By this point I was frustrated and crying every time I got my period and it was taking a toll on our relationship. Every period felt like a loss. Between being sad a lot of the time, losing drive to help out around the house, and not talking about how I was feeling with Cam, we struggled. We had some long conversations, and what I was reading as him not caring, was him trying to be strong for both of us. We have gone to couples counseling previously so we were able to use tools from that to help us through this.
I asked to be referred to a fertility clinic. My OB prescribed me one more round of clomid and sent us on our way to our local fertility clinic. Even though I had specifically asked for one more round of clomid, I didn’t end up taking it. After such a long period of time of scheduling intercourse...it was taking a negative toll on our relationship. We took a one month break from trying before seeing the specialist.

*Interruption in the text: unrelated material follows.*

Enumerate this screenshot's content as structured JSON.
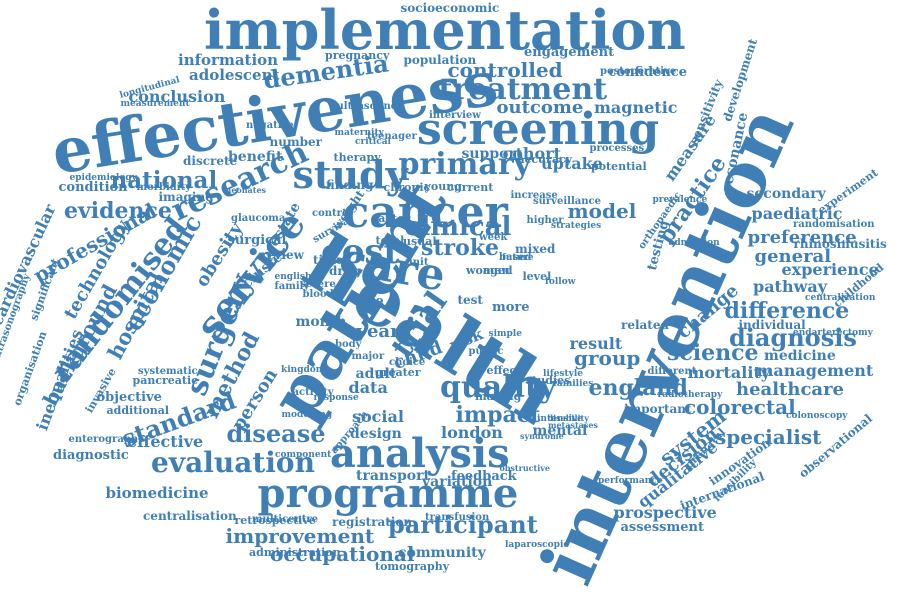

Before we could go to our first appointment, Cam had to go get tested. He was bizarrely excited to go and bragged to his friends that he was going to the “spank bank.” LOL His results came back great and we were ready to get started on our fertility treatment plan. Our doctor is great, we were pretty positive about our chances of conceiving and laid out a plan for the next few months. He also explained why exactly we were having trouble...which I had never really received a clear answer from my OB so I didn’t know it was even figured out!
I have PCOS which is commonly misdiagnosed as Endometriosis. I have acne, struggle with weight gain, have irregular periods, and I don’t always release fully developed eggs or an egg at all (hence 58 day cycle). My cysts were being caused by underdeveloped eggs essentially burying themselves in my ovaries.
For the next 3 months I would take Femara (another fertility drug). The first month we would try on our own, the next two would be with intrauterine insemination, or IUI. The doctor seemed very confident that we would be able to conceive on the first try. We left feeling confident and with lots of fun paperwork outlining our instructions.
-Take Femara as prescribed on days 3-7 of your cycle
-Have intercourse on day 10 or 11
-Abstain until you see a surge on an ovulation test
-Take ovulation tests days 12-15
-Have intercourse every 36 hrs once you surge
- If you do not surge, call the office
Romantic, right?
We got to day 13 and I was getting nervous. What if we missed it? What if my surge doesn’t read? Did I do this round of Femara for nothing? Cam called the fertility clinic, they told us to go ahead and start trying every 36 hours, and continue testing. Day 16 came and I still hadn’t had a surge, I called in and they told me to come to the office that morning for an ultrasound. The tech said I had “a very good looking egg ready to release any day now.” Perfect! I went in for another progesterone test the following week and it was higher than it ever had been before! This is the month, it had to be, everything was looking good!
11 days later my period started. I was crushed again, but I didn’t cry much this time. I don’t know how to explain exactly how I felt. All I know is this meant we were done trying on our own. It was the end of the road for conceiving even a little bit naturally. We were one step closer to IVF, or surgery, or adoption. Don’t get me wrong, we’re open to all of those, and want to adopt in the future regardless. But not yet, I want this.